Veja alguns trechos desta entrevista.
Ao final da entrevista de uma hora e meia na sede da Ambev, depois de se despedir de Roberto Setubal, o anfitrião Marcel Telles comentou: “O Roberto é impressionante, né? Veio com todas as perguntas prontas, divididas por temas, organizadas. O Itaú é ele. Fosse eu o entrevistador e seria tudo no improviso...”
“É preciso ter a cabeça de dono nas empresas. E dono acorda às 5 e só sai quando a padaria fecha”O dono do Itaú Unibanco, recém-empossado presidente da holding financeira do banco, futuro presidente do conselho, diz que aprontou as perguntas quando se dirigia à Ambev, ainda no helicóptero, durante o trajeto de pouco mais de oito minutos entre o bairro do Jabaquara, sede do Itaú, e a região do Itaim, QG da cervejaria. Chegou, britanicamente, no horário combinado (meio-dia), tomou o elevador de número 4, desceu no 4º andar e foi recebido por Marcel, sócio do 3G Capital (dono do Burger King, da Heinz e da AB InBev, controladora da Ambev). O empresário levou o banqueiro para um rápido tour pelo escritório. Mostrou, orgulhoso, o espaço “sem salas nem divisórias (aqui, é transparência total)”, apontou cada departamento, falou sobre a profusão de jovens da companhia e exibiu a praça do sol, local onde a turma da Ambev recebe seus convidados, geralmente para reuniões rápidas. Ali, a dupla posou para as fotos. Quinze minutos depois, Setubal e Marcel já estavam na pequena sala de reunião onde aconteceria a entrevista-almoço. Sushi com Guaraná Antarctica. “Sou eu que faço as perguntas, né? Pelo menos foi isso o que eu entendi”, disse Setubal. Marcel confirmou. Setubal sacou o celular, correu o dedo pela tela, achou a lista de perguntas e mandou ver:
Roberto Setubal: Eu queria começar falando de cultura empresarial, que é algo importantíssimo e para a qual não se dá o devido valor no Brasil. O histórico de vocês mostra claramente que existe um ponto comum nas empresas do grupo, que é justamente a cultura corporativa desenvolvida desde os tempos de Garantia. Quais os elementos dessa cultura que você acha mais importante e quais deles tiveram o maior impacto no sucesso de empresas como AB InBev, Burger King, Heinz...?

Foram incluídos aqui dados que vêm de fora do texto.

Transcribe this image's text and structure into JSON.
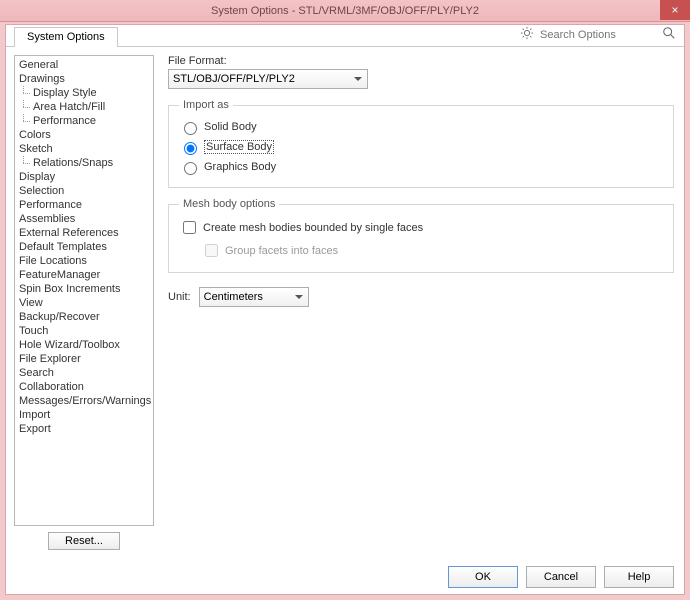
{
  "window": {
    "title": "System Options - STL/VRML/3MF/OBJ/OFF/PLY/PLY2"
  },
  "tab": {
    "label": "System Options"
  },
  "search": {
    "placeholder": "Search Options"
  },
  "sidebar": {
    "items": [
      {
        "label": "General",
        "child": false
      },
      {
        "label": "Drawings",
        "child": false
      },
      {
        "label": "Display Style",
        "child": true
      },
      {
        "label": "Area Hatch/Fill",
        "child": true
      },
      {
        "label": "Performance",
        "child": true
      },
      {
        "label": "Colors",
        "child": false
      },
      {
        "label": "Sketch",
        "child": false
      },
      {
        "label": "Relations/Snaps",
        "child": true
      },
      {
        "label": "Display",
        "child": false
      },
      {
        "label": "Selection",
        "child": false
      },
      {
        "label": "Performance",
        "child": false
      },
      {
        "label": "Assemblies",
        "child": false
      },
      {
        "label": "External References",
        "child": false
      },
      {
        "label": "Default Templates",
        "child": false
      },
      {
        "label": "File Locations",
        "child": false
      },
      {
        "label": "FeatureManager",
        "child": false
      },
      {
        "label": "Spin Box Increments",
        "child": false
      },
      {
        "label": "View",
        "child": false
      },
      {
        "label": "Backup/Recover",
        "child": false
      },
      {
        "label": "Touch",
        "child": false
      },
      {
        "label": "Hole Wizard/Toolbox",
        "child": false
      },
      {
        "label": "File Explorer",
        "child": false
      },
      {
        "label": "Search",
        "child": false
      },
      {
        "label": "Collaboration",
        "child": false
      },
      {
        "label": "Messages/Errors/Warnings",
        "child": false
      },
      {
        "label": "Import",
        "child": false
      },
      {
        "label": "Export",
        "child": false
      }
    ],
    "reset_label": "Reset..."
  },
  "main": {
    "file_format_label": "File Format:",
    "file_format_value": "STL/OBJ/OFF/PLY/PLY2",
    "import_as": {
      "legend": "Import as",
      "solid": "Solid Body",
      "surface": "Surface Body",
      "graphics": "Graphics Body",
      "selected": "surface"
    },
    "mesh": {
      "legend": "Mesh body options",
      "bounded": "Create mesh bodies bounded by single faces",
      "group": "Group facets into faces"
    },
    "unit": {
      "label": "Unit:",
      "value": "Centimeters"
    }
  },
  "footer": {
    "ok": "OK",
    "cancel": "Cancel",
    "help": "Help"
  }
}
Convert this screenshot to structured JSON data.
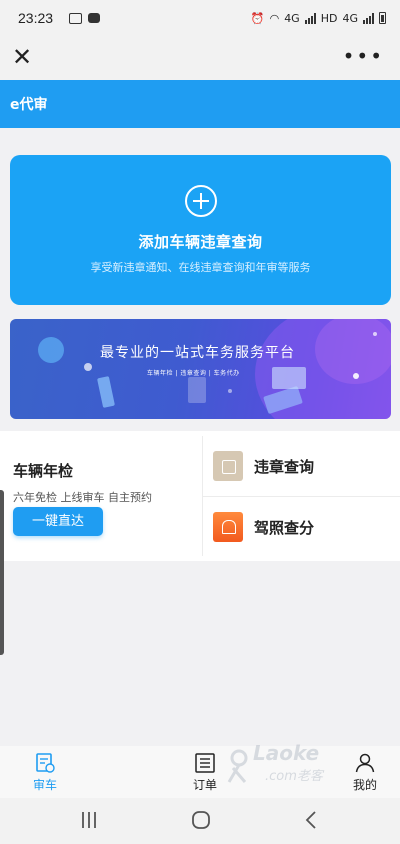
{
  "status_bar": {
    "time": "23:23",
    "network_labels": [
      "4G",
      "HD",
      "4G"
    ]
  },
  "nav": {
    "close_glyph": "✕",
    "more_glyph": "•••"
  },
  "header": {
    "title": "e代审"
  },
  "add_card": {
    "title": "添加车辆违章查询",
    "subtitle": "享受新违章通知、在线违章查询和年审等服务",
    "icon": "plus-circle-icon"
  },
  "banner": {
    "title": "最专业的一站式车务服务平台",
    "tags": "车辆年检 | 违章查询 | 车务代办"
  },
  "services": {
    "annual_inspection": {
      "title": "车辆年检",
      "subtitle": "六年免检 上线审车 自主预约",
      "button": "一键直达"
    },
    "items": [
      {
        "label": "违章查询",
        "icon": "violation-query-icon",
        "color": "#d6c8b3"
      },
      {
        "label": "驾照查分",
        "icon": "alarm-light-icon",
        "color": "#f25a1f"
      }
    ]
  },
  "tab_bar": {
    "tabs": [
      {
        "label": "审车",
        "icon": "car-check-icon",
        "active": true
      },
      {
        "label": "订单",
        "icon": "list-icon",
        "active": false
      },
      {
        "label": "我的",
        "icon": "user-icon",
        "active": false
      }
    ]
  },
  "watermark": {
    "text": "Laoke",
    "sub": ".com老客"
  },
  "colors": {
    "brand_blue": "#1f9df2",
    "card_blue": "#1ba3f5",
    "banner_purple": "#5a4ce0"
  }
}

Marcel Telles: Se eu tivesse de definir numa única palavra, Roberto, diria que temos a cultura de ownership. A gente quer que todo mundo se sinta dono, nos mais diferentes níveis. Dono por ser o dono daquela máquina. Dono daquela área financeira. Daquele projeto. E dono da empresa também, através da sociedade. Nossa característica mais importante é uma busca incessante pelas pessoas que funcionam bem nesse ambiente. Nossa cultura é de alta performance e de alta demanda. Porque dono é dono, Roberto. Dono acorda às 5 da manhã e só sai quando a padaria fecha. Então, tem de ter esse tipo de atitude aqui. E não é todo mundo que tem ou que gosta. É que nem esporte de alta performance. Tem alguns que querem. Outros, não. Nossa cultura é um pouco assim.

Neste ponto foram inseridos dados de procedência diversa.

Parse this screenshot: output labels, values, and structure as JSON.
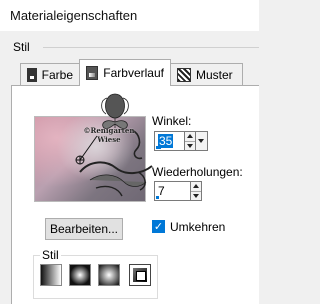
{
  "window": {
    "title": "Materialeigenschaften"
  },
  "group": {
    "label": "Stil"
  },
  "tabs": [
    {
      "label": "Farbe",
      "icon": "color-swatch-icon"
    },
    {
      "label": "Farbverlauf",
      "icon": "gradient-icon",
      "active": true
    },
    {
      "label": "Muster",
      "icon": "pattern-icon"
    }
  ],
  "watermark": {
    "line1": "©Renigarten",
    "line2": "Wiese"
  },
  "angle": {
    "label": "Winkel:",
    "value": "35"
  },
  "repeats": {
    "label": "Wiederholungen:",
    "value": "7"
  },
  "edit_button": {
    "label": "Bearbeiten..."
  },
  "invert": {
    "label": "Umkehren",
    "checked": true
  },
  "style_group": {
    "label": "Stil",
    "buttons": [
      "linear-gradient-icon",
      "rectangular-gradient-icon",
      "radial-gradient-icon",
      "sunburst-gradient-icon"
    ]
  },
  "colors": {
    "accent": "#0078d7",
    "panel": "#ffffff",
    "window": "#f0f0f0"
  }
}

Roberto Setubal: Mas o que isso significa, na prática, para o executivo do segundo e terceiro escalões? Não falo do CEO, porque este já deve estar alinhado com toda a cultura.
Marcel Telles: Significa, primeiro, que nesse nível ele já é provavelmente sócio importante da companhia. Já tem ações. O patrimônio dele está muito ligado ao desempenho da empresa. Segundo, ele tem uma autonomia muito grande. Você dá liberdade de um lado, mas responsabilidade do outro. E ele tem um compromisso importante, fundamental até para sua avaliação, que é a formação de gente. Temos de ver se esse executivo está formando gente que pode ser melhor do que ele. Até para que ele suba. Isso é como a gente olha essa pessoa.
Roberto Setubal: Você fala bastante da questão de pessoas. Como se dá o processo de atração de talentos, retenção e desenvolvimento nas empresas do grupo?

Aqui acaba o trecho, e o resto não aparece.